Shuffle Service on REEF

Introduction

“Shuffle” is a data movement abstraction where senders (mappers) transfer key/value tuples to receivers (reducers) that are selected by a specific shuffling strategy. Shuffle is used in many distributed frameworks and programming models.

For example, in the MapReduce programming model, tuples created by mappers are sent to reducers by hash-based key grouping in order to guarantee all tuples that have the same key go to the same reducer. In Apache Storm, a distributed realtime streaming engine, a Storm Topology has a DAG for pipelining and processing tuple data. An edge in the DAG represents a shuffle from some processing element to another.

Although logical structures of shuffle are almost the same, implementations are quite different. Two major properties that differentiate shuffle implementations are batch/streaming and push/pull.

  1. batch / streaming Batch shuffle implementations send lots of tuples at the same time whereas streaming shuffles send tiny chunks of tuples in realtime.

  2. pull / push In push shuffle implementations, senders decide when to send push tuples to receivers. However in pull shuffle implementations, receivers decide when to receive tuples and fetch tuple data from senders.

Batch engines like MapReduce tend to use pull-based shuffles, while streaming engines favor push-based shuffles.

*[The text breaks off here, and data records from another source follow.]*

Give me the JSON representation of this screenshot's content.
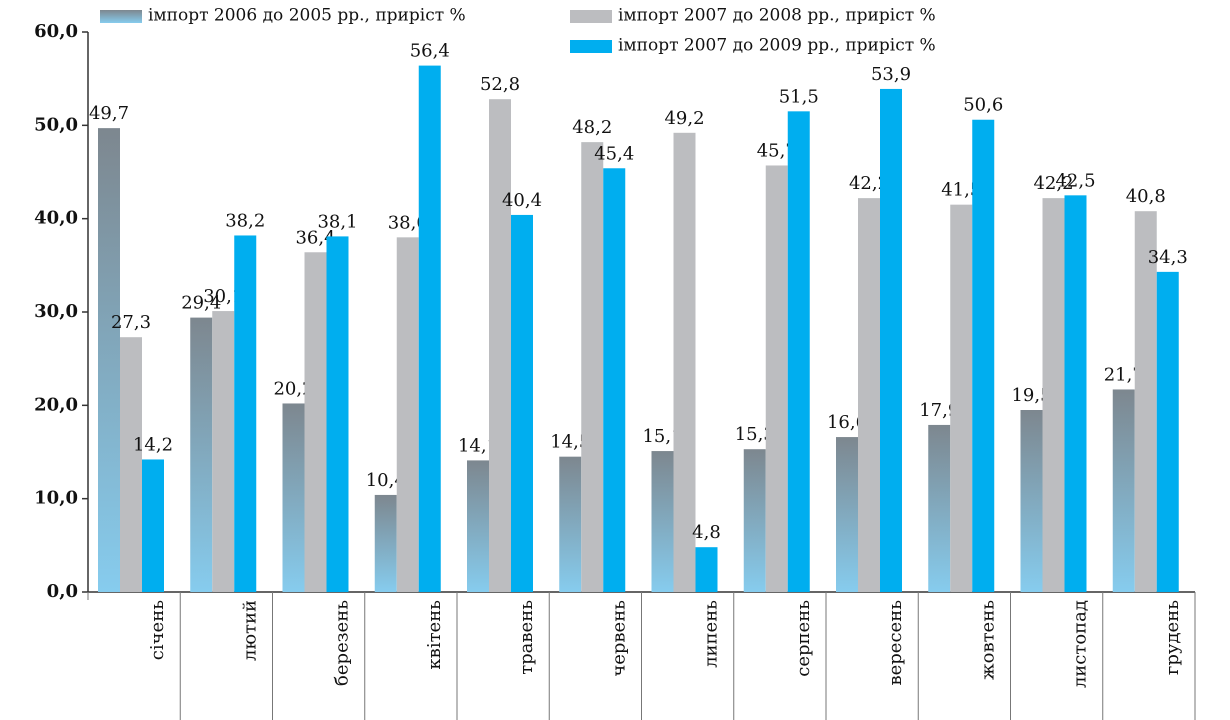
{
  "chart_data": {
    "type": "bar",
    "categories": [
      "січень",
      "лютий",
      "березень",
      "квітень",
      "травень",
      "червень",
      "липень",
      "серпень",
      "вересень",
      "жовтень",
      "листопад",
      "грудень"
    ],
    "series": [
      {
        "name": "імпорт 2006 до 2005 рр., приріст %",
        "color": "#7d878f",
        "values": [
          49.7,
          29.4,
          20.2,
          10.4,
          14.1,
          14.5,
          15.1,
          15.3,
          16.6,
          17.9,
          19.5,
          21.7
        ],
        "value_labels": [
          "49,7",
          "29,4",
          "20,2",
          "10,4",
          "14,1",
          "14,5",
          "15,1",
          "15,3",
          "16,6",
          "17,9",
          "19,5",
          "21,7"
        ]
      },
      {
        "name": "імпорт 2007 до 2008 рр., приріст %",
        "color": "#bcbdc0",
        "values": [
          27.3,
          30.1,
          36.4,
          38.0,
          52.8,
          48.2,
          49.2,
          45.7,
          42.2,
          41.5,
          42.2,
          40.8
        ],
        "value_labels": [
          "27,3",
          "30,1",
          "36,4",
          "38,0",
          "52,8",
          "48,2",
          "49,2",
          "45,7",
          "42,2",
          "41,5",
          "42,2",
          "40,8"
        ]
      },
      {
        "name": "імпорт 2007 до 2009 рр., приріст %",
        "color": "#00aeef",
        "values": [
          14.2,
          38.2,
          38.1,
          56.4,
          40.4,
          45.4,
          4.8,
          51.5,
          53.9,
          50.6,
          42.5,
          34.3
        ],
        "value_labels": [
          "14,2",
          "38,2",
          "38,1",
          "56,4",
          "40,4",
          "45,4",
          "4,8",
          "51,5",
          "53,9",
          "50,6",
          "42,5",
          "34,3"
        ]
      }
    ],
    "ylim": [
      0,
      60
    ],
    "yticks": [
      {
        "value": 0,
        "label": "0,0"
      },
      {
        "value": 10,
        "label": "10,0"
      },
      {
        "value": 20,
        "label": "20,0"
      },
      {
        "value": 30,
        "label": "30,0"
      },
      {
        "value": 40,
        "label": "40,0"
      },
      {
        "value": 50,
        "label": "50,0"
      },
      {
        "value": 60,
        "label": "60,0"
      }
    ],
    "grid": false
  }
}
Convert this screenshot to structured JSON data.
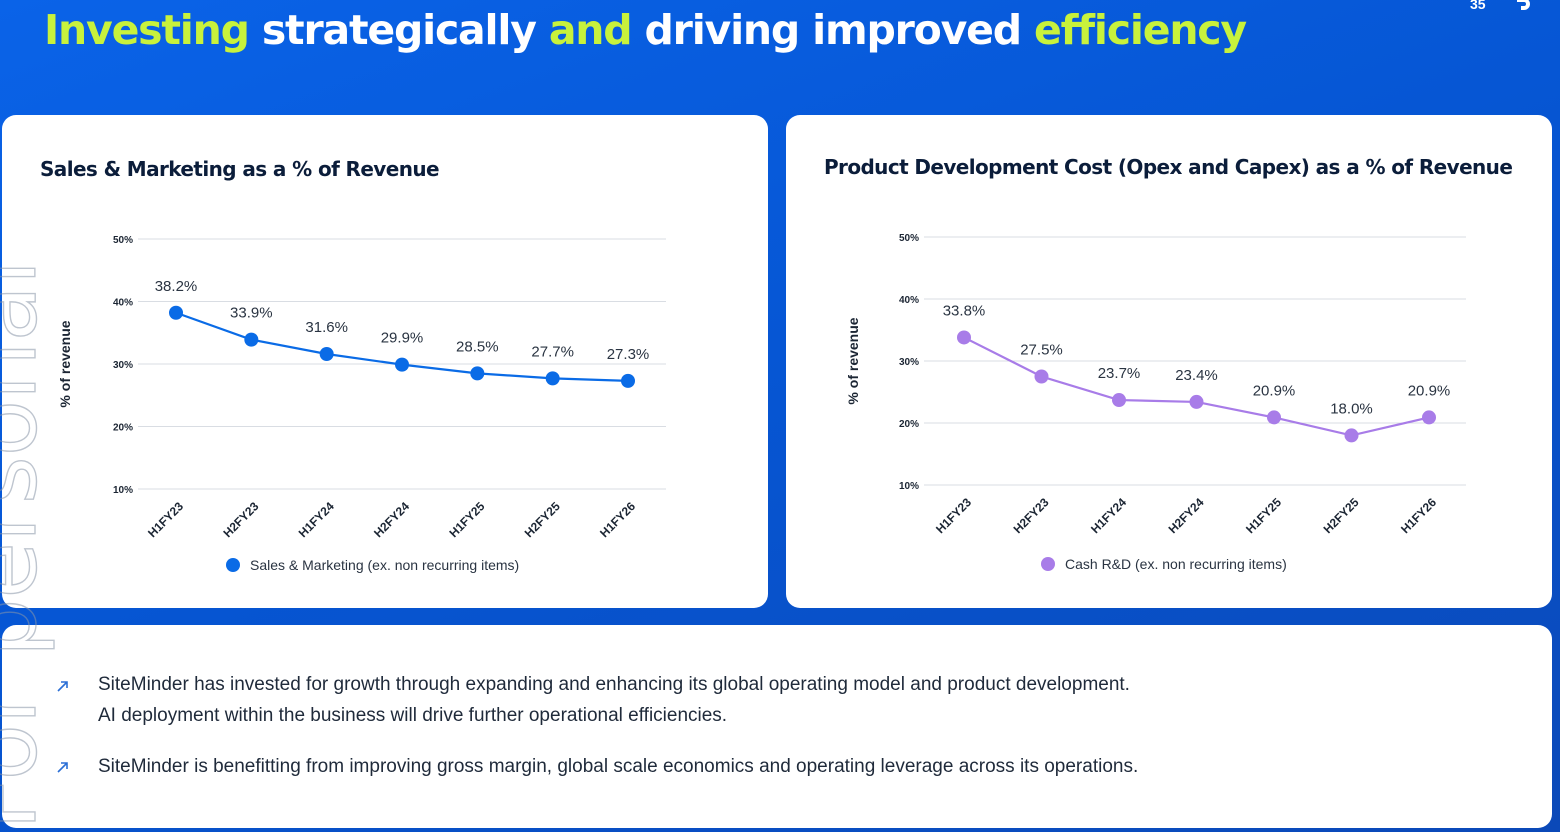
{
  "page": {
    "title_parts": [
      {
        "text": "Investing",
        "highlight": true
      },
      {
        "text": " strategically ",
        "highlight": false
      },
      {
        "text": "and",
        "highlight": true
      },
      {
        "text": " driving improved ",
        "highlight": false
      },
      {
        "text": "efficiency",
        "highlight": true
      }
    ],
    "page_number": "35",
    "colors": {
      "highlight": "#c8f23c",
      "background": "#0656d4",
      "blue_series": "#0a6be6",
      "purple_series": "#a87ce8"
    }
  },
  "chart_data": [
    {
      "type": "line",
      "title": "Sales & Marketing as a % of Revenue",
      "ylabel": "% of revenue",
      "xlabel": "",
      "categories": [
        "H1FY23",
        "H2FY23",
        "H1FY24",
        "H2FY24",
        "H1FY25",
        "H2FY25",
        "H1FY26"
      ],
      "series": [
        {
          "name": "Sales & Marketing (ex. non recurring items)",
          "values": [
            38.2,
            33.9,
            31.6,
            29.9,
            28.5,
            27.7,
            27.3
          ],
          "labels": [
            "38.2%",
            "33.9%",
            "31.6%",
            "29.9%",
            "28.5%",
            "27.7%",
            "27.3%"
          ],
          "color": "#0a6be6"
        }
      ],
      "yticks": [
        10,
        20,
        30,
        40,
        50
      ],
      "ytick_labels": [
        "10%",
        "20%",
        "30%",
        "40%",
        "50%"
      ],
      "ylim": [
        10,
        50
      ],
      "grid": true,
      "legend": "bottom"
    },
    {
      "type": "line",
      "title": "Product Development Cost (Opex and Capex) as a % of Revenue",
      "ylabel": "% of revenue",
      "xlabel": "",
      "categories": [
        "H1FY23",
        "H2FY23",
        "H1FY24",
        "H2FY24",
        "H1FY25",
        "H2FY25",
        "H1FY26"
      ],
      "series": [
        {
          "name": "Cash R&D (ex. non recurring items)",
          "values": [
            33.8,
            27.5,
            23.7,
            23.4,
            20.9,
            18.0,
            20.9
          ],
          "labels": [
            "33.8%",
            "27.5%",
            "23.7%",
            "23.4%",
            "20.9%",
            "18.0%",
            "20.9%"
          ],
          "color": "#a87ce8"
        }
      ],
      "yticks": [
        10,
        20,
        30,
        40,
        50
      ],
      "ytick_labels": [
        "10%",
        "20%",
        "30%",
        "40%",
        "50%"
      ],
      "ylim": [
        10,
        50
      ],
      "grid": true,
      "legend": "bottom"
    }
  ],
  "commentary": {
    "bullets": [
      {
        "lines": [
          "SiteMinder has invested for growth through expanding and enhancing its global operating model and product development.",
          "AI deployment within the business will drive further operational efficiencies."
        ],
        "icon": "arrow-up-right-icon"
      },
      {
        "lines": [
          "SiteMinder is benefitting from improving gross margin, global scale economics and operating leverage across its operations."
        ],
        "icon": "arrow-up-right-icon"
      }
    ]
  },
  "watermark": {
    "text": "For personal use only"
  }
}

General-purpose shuffle API supporting all types of shuffle implementations are not common, since most frameworks only need a specific implementation of shuffle. We should design such a shuffle API to make shuffle as a service on REEF.

Design

We believe the base API of Shuffle Service is pushing tuples because even senders of pull-based shuffle also push tuple data when receivers request them. We made the base push-based shuffle API first and will later support other implementations using the push API.

1. Interfaces

  • Common

    1. ShuffleDescription
    • A ShuffleDescription contains (a) a sender identifier list, (b) a receiver identifier list, (c) key and value types and (d) a shuffling strategy.
    1. ShuffleStrategy
    • The strategy to select which receivers take which tuples, given a set of keys. A Shuffle Service user can define his or her own custom shuffle strategy. For example, a hash-based key grouping is a possible shuffle strategy. It selects one receiver from the receiver list in a shuffle based on the hash code of a key.
  • Driver-Side

    1. ShuffleDriver
    • A ShuffleDescription is registered through ShuffleDriver and managed by a ShuffleManager, which handles the control flow of the shuffling procedure. ShuffleDriver instantiates and maintains the ShuffleManagers and provides context, task configurations for a certain end point identifier to the user.
    1. ShuffleManager
    • A ShuffleManager communicates with evaluators to handle the whole control flow of shuffles such as initial synchronization or adding/removing end points in the shuffle.
  • Evaluator-Side

    1. ShuffleProvider
    • All serialized Shuffles are automatically instantiated in ShuffleProvider. Users retrieve Shuffles through this class.
    1. Shuffle
    • This provides ShuffleOperators for a specific Shuffle and internally communicates with the Driver-side ShuffleManager.
    1. ShuffleOperator (ShuffleSender, ShuffleReceiver)
    • Users can register callbacks to ShuffleReceiver and ShuffleSender, either to receive or send tuples, respectively.

2. Workflow

Shuffle Service Workflow

  1. A user registers a ShuffleDescription. The user can register more than one ShuffleDescriptions.

  2. ShuffleDriver instantiates a ShuffleManager and returns it.

  3. The user should retrieve shuffle configurations for each Tasks.

  4. Make the tasks and/or contexts using the configurations.

  5. Shuffle information is serialized by Tang injection.

  6. ShuffleProvider deserializes the information and creates Shuffle instances.

  7. The user gets a Shuffle instance.

  8. The user gets ShuffleOperators.

  9. The user now can exchanges tuples in evaluators through the operators.